Ausstellung über Operettenkomponisten

St.Pölten (NLK) - Am kommenden Freitag, 30. Jänner, um 18.30
Uhr wird im "Haus der Neunten", dem Beethovenhaus in Baden, die heurige Jahresausstellung "Gold und Silber in Baden" eröffnet.
Sie ist den Operettenkomponisten Carl Zeller, Franz Lehar und Emmerich Kalman gewidmet. Sie gibt einen Einblick in das Wirken
der drei Komponisten, zeigt aber auch den Aufstieg der Stadt Baden zur Operettenstadt. Neben Fotos, Programmen, Bildern von Schauspielern und Dokumenten wird man auch Kostüme von berühmten Schauspielerinnen und Schauspielern sehen können. Auch Original-Notenmaterial wird gezeigt.
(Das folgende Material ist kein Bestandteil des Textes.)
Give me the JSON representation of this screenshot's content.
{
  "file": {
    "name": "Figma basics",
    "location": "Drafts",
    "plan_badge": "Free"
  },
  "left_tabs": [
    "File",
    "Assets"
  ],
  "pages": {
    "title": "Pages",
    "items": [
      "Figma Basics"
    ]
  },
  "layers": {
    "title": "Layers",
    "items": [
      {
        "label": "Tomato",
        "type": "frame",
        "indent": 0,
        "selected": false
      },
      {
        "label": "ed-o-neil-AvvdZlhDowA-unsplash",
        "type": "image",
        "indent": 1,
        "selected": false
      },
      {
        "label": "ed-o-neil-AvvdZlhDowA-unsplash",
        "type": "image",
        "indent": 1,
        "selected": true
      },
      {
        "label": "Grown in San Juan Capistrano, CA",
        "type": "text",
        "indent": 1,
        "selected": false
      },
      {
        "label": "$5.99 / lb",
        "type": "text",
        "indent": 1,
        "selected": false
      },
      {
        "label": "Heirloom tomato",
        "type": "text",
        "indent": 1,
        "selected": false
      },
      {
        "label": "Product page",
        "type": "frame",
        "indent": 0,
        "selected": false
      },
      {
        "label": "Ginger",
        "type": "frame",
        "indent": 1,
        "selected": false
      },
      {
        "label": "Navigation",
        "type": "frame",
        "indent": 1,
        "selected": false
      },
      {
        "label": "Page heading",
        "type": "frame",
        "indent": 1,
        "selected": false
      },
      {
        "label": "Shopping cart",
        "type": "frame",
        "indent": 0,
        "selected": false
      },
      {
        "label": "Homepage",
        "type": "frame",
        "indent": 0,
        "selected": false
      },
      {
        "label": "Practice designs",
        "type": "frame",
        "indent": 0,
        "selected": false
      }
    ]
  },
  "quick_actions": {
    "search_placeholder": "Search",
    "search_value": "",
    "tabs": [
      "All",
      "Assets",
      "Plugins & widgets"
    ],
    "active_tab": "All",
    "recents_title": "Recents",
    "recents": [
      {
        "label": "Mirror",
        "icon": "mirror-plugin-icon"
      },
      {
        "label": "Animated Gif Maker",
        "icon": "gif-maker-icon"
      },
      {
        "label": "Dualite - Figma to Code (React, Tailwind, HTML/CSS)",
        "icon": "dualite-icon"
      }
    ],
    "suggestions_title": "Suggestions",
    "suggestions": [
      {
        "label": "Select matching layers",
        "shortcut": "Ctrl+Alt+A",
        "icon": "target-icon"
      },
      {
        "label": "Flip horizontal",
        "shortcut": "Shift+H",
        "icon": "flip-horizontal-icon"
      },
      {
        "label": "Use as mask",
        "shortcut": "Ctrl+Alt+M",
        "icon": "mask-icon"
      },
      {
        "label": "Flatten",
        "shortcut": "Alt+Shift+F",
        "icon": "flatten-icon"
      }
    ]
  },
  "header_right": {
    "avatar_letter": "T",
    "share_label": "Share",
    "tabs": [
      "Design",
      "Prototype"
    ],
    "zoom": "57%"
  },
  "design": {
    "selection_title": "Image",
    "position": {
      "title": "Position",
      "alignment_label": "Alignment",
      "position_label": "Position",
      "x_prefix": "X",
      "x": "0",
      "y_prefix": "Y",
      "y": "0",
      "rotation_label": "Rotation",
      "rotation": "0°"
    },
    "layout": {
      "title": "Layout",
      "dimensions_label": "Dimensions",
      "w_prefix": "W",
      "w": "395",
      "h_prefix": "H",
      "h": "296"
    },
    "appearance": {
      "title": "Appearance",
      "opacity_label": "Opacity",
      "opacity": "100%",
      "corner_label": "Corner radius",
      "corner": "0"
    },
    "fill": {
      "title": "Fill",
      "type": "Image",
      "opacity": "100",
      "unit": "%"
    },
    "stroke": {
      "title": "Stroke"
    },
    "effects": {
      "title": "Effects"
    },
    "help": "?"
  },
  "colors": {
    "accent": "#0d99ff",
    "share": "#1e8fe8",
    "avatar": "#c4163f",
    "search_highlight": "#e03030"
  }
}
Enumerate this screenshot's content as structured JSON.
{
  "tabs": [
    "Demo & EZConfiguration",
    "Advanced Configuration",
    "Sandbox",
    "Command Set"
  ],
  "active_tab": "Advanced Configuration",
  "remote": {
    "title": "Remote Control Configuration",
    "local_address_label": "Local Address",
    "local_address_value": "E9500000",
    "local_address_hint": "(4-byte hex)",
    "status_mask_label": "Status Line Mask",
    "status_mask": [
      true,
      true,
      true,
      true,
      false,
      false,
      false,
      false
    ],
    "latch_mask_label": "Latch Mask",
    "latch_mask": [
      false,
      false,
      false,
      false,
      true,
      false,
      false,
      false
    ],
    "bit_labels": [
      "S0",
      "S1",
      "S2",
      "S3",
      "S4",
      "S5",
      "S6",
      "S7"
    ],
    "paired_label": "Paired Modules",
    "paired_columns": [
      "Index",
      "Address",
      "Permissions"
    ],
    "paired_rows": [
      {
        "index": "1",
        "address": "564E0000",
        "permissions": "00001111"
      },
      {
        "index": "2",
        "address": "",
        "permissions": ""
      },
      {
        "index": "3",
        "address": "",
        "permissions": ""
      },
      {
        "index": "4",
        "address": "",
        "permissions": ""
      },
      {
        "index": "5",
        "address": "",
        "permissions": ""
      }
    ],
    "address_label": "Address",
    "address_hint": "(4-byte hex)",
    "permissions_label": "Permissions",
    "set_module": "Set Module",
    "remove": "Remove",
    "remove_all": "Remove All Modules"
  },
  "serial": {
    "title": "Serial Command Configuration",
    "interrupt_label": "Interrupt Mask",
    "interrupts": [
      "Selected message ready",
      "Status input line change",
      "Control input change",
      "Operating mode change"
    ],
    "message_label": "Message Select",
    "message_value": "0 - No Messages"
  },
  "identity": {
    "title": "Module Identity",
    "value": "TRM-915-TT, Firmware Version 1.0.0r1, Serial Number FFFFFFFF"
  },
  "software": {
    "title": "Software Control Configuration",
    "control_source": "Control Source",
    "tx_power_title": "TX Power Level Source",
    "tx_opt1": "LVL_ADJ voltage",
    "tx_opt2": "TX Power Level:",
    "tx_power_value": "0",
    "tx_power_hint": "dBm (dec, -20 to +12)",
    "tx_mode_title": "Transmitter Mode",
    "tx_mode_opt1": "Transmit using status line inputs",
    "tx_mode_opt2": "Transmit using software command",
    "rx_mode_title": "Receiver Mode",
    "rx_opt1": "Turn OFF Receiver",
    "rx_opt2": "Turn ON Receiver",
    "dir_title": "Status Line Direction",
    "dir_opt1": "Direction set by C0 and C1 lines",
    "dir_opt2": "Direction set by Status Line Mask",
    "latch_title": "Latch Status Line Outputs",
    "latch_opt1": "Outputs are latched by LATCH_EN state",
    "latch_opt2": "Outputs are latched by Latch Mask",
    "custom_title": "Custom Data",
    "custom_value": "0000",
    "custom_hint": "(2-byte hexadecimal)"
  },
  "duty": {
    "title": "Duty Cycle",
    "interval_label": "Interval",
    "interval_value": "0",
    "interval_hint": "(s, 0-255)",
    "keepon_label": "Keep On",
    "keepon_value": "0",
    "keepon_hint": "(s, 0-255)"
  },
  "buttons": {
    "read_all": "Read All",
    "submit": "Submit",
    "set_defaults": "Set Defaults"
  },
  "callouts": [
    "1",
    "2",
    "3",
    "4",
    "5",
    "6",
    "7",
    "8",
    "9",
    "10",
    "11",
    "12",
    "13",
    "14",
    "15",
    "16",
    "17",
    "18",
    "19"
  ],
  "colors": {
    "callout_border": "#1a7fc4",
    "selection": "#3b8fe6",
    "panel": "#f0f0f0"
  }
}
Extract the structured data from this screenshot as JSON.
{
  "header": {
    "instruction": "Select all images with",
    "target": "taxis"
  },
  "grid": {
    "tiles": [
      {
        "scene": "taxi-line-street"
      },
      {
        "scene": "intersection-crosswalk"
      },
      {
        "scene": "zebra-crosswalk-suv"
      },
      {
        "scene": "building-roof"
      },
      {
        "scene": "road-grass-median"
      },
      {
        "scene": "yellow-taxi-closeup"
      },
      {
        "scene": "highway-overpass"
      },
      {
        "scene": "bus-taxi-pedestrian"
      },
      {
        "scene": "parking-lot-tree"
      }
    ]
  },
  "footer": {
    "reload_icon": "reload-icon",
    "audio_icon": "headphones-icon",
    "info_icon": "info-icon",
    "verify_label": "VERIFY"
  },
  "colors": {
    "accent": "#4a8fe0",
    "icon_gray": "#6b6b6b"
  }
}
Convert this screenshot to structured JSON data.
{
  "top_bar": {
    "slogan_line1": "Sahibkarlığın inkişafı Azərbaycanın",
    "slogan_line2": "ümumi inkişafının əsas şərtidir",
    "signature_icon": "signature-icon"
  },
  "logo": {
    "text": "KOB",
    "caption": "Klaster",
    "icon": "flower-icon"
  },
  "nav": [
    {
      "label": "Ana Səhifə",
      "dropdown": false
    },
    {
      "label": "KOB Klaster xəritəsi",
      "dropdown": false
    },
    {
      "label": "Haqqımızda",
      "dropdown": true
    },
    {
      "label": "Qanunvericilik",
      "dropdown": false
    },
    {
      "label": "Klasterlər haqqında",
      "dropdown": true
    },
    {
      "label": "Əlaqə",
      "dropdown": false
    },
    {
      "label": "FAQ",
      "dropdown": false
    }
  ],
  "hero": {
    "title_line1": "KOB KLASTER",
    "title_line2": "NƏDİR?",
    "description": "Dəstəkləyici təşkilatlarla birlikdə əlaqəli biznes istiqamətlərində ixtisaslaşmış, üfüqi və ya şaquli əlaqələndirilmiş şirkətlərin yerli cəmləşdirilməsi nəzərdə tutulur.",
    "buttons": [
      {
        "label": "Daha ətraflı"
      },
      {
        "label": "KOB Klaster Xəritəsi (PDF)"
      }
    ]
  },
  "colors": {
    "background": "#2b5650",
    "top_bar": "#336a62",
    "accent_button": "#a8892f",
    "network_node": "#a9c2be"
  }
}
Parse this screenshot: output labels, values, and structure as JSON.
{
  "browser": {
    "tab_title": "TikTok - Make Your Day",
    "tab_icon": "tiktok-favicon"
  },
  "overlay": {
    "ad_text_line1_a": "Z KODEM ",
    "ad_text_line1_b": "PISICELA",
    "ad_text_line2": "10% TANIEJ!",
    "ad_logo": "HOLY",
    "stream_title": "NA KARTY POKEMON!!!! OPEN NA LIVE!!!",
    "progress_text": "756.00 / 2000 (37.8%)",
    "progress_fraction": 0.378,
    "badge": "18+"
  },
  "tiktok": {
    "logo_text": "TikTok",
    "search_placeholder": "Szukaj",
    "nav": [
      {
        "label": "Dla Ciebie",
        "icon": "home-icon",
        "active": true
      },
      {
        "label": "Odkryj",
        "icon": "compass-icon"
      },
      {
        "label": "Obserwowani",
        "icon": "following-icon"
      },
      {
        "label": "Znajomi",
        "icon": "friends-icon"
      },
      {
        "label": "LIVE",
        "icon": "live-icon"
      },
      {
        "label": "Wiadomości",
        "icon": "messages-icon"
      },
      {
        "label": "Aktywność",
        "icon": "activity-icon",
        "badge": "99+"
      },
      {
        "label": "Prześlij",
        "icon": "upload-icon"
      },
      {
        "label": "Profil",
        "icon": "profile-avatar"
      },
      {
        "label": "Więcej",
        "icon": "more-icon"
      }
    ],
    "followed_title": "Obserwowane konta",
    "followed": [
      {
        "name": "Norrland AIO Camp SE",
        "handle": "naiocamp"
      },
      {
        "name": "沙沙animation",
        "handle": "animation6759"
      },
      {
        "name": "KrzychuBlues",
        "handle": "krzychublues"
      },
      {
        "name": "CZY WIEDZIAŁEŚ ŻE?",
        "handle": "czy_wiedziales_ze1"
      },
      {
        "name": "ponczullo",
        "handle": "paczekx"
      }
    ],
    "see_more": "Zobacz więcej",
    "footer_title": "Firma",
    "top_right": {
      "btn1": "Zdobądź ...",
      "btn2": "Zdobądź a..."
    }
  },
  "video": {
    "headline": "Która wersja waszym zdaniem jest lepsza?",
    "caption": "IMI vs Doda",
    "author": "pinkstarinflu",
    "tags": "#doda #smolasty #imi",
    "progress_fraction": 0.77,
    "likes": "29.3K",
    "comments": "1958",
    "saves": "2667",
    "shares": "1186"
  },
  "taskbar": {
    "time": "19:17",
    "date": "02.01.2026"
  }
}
Schon um die Mitte des 18. Jahrhunderts hatte man begonnen, in Baden regelmäßig Theater zu spielen. In Baden wurden kurze Zeit nach Wiener Uraufführungen große Bühnenerfolge Wiens nachgespielt. Bereits zu Beginn des 19. Jahrhunderts gab es ein eigenes Theatergebäude und eine "Kurmusik". Zusätzlich zum Stadttheater wurde 1865 für den Sommerbetrieb ein Freilufttheater aus Holz erbaut. 1908 wurde das von den bekannten Theaterarchitekten Helmer
& Fellner errichtete "Jubiläums-Stadttheater" eröffnet. 1906 wurde auch die Sommerarena neu gebaut. Um die Mittel dafür bereitzustellen, wurde das Kultursponsoring "erfunden": Auf dem Vorhang fand sich Werbung für "Wolfs Feigenkaffee", ein Möbelgeschäft und einen Miedersalon. Das Musik- und Theatergeschehen in Baden florierte, berühmte Künstler der Wiener Bühnen gastierten hier und erprobten neue Rollen. Für die nach dem Tod von Karl Komzak freigewordene Stelle eines Badener Musikdirektors bewarb sich auch Franz Lehar. Dieser dirigierte später ebenso wie Ziehrer, Kalman und Granichstädten eigene Werke. Auch später, als die Operette vielfach für tot erklärt wurde, blieb Baden dieser Musiksparte treu und hatte damit weiterhin Erfolg.

Die Ausstellung ist vom 30. Jänner bis Jahresende jeweils Dienstag bis Freitag von 16 bis 18 Uhr sowie Samstag, Sonntag und Feiertag von 9 bis 11 Uhr und von 16 bis 18 Uhr geöffnet.